Ethiopia Economic Outlook

  • In 2012/13, Ethiopia’s economy grew by 9.7%, which made Ethiopia one of Africa’s top performing economies.
  • Through co-ordinated, prudent fiscal and monetary policies, the Government of Ethiopia (GoE) has brought down inflation to single digits.
  • Trade and industrial policies are not yet attuned to global value chains; such policies should address all obstacles and opportunities linked to each level of the global market.

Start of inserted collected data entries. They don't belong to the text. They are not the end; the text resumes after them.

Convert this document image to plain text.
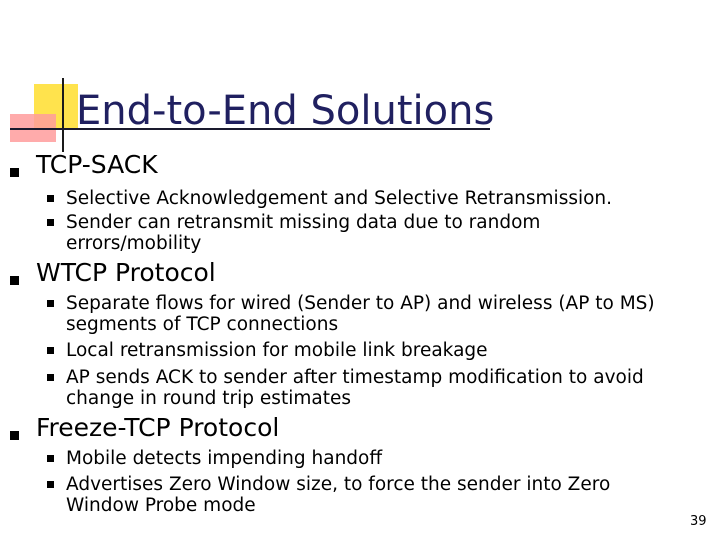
End-to-End Solutions
TCP-SACK
Selective Acknowledgement and Selective Retransmission.
Sender can retransmit missing data due to random errors/mobility
WTCP Protocol
Separate flows for wired (Sender to AP) and wireless (AP to MS) segments of TCP connections
Local retransmission for mobile link breakage
AP sends ACK to sender after timestamp modification to avoid change in round trip estimates
Freeze-TCP Protocol
Mobile detects impending handoff
Advertises Zero Window size, to force the sender into Zero Window Probe mode
39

In the 2012/13 fiscal year,1 Ethiopia’s economy grew by 9.7%, the tenth year in a row of robust growth. In 2012, Ethiopia was the twelfth fastest growing economy in the world.2 Average annual real GDP growth rate for the last decade was 10.9%. Agriculture, which accounts for 42.7% of GDP, grew by 7.1%, while industry, accounting for 12.3% of GDP, rose by 18.5% and services, with 45% of GDP, increased by 9.9% in 2012/13. This momentum is expected to continue in 2013/14 and 2014/15, albeit at a slower pace because of constraints on private-sector growth.

In an effort to combat inflation, the government pursued a tight monetary policy stance using base money as the nominal anchor to control monetary expansion. This measure, in the context of a slowdown in global commodity prices, resulted in annual consumer price inflation of 7.9% in November 2013, compared to 39.2% and 15.6% in November 2011 and 2012, respectively. The government’s determination to reduce inflation was further reflected in the pursuance of prudent fiscal policy focused on strengthening domestic resource mobilisation and reducing domestic borrowing. The strong fiscal stance, particularly measures to improve tax administration and enforcement, contained the fiscal deficit at 2.0% of GDP in 2012/13 compared to 1.2% of GDP in 2011/12.

Between 2011/12, merchandise exports totalled USD 3.1 billion, posting a 2.3% decline from the previous fiscal year and decreasing from 7.4% to an estimated 6.5% as a share of GDP. The value of imports, mainly from Europe and Asia, increased from about USD 11.1 billion in 2011 to USD 11.5 billion in 2012/13. With imports rising faster than exports, the trade deficit deteriorated to USD 8.4 billion in 2012/13, from USD 7.9 billion in the previous year. However, the overall balance of payments deficit in 2012/13 decreased significantly, down by 88% compared to the previous year, mainly due to a good performance in other accounts (surplus in the non-factor services trade, huge private transfers and the surplus in the capital account).

Though the stock of external debt as a ratio of GDP increased from 21.6% in 2011/12 to 24.3% at the close of 2012/13, the country remains at low risk of external debt distress. Rebuilding gross official foreign reserves has, however, resurfaced as a challenge because foreign exchange reserves fell to less than two months’ of import coverage.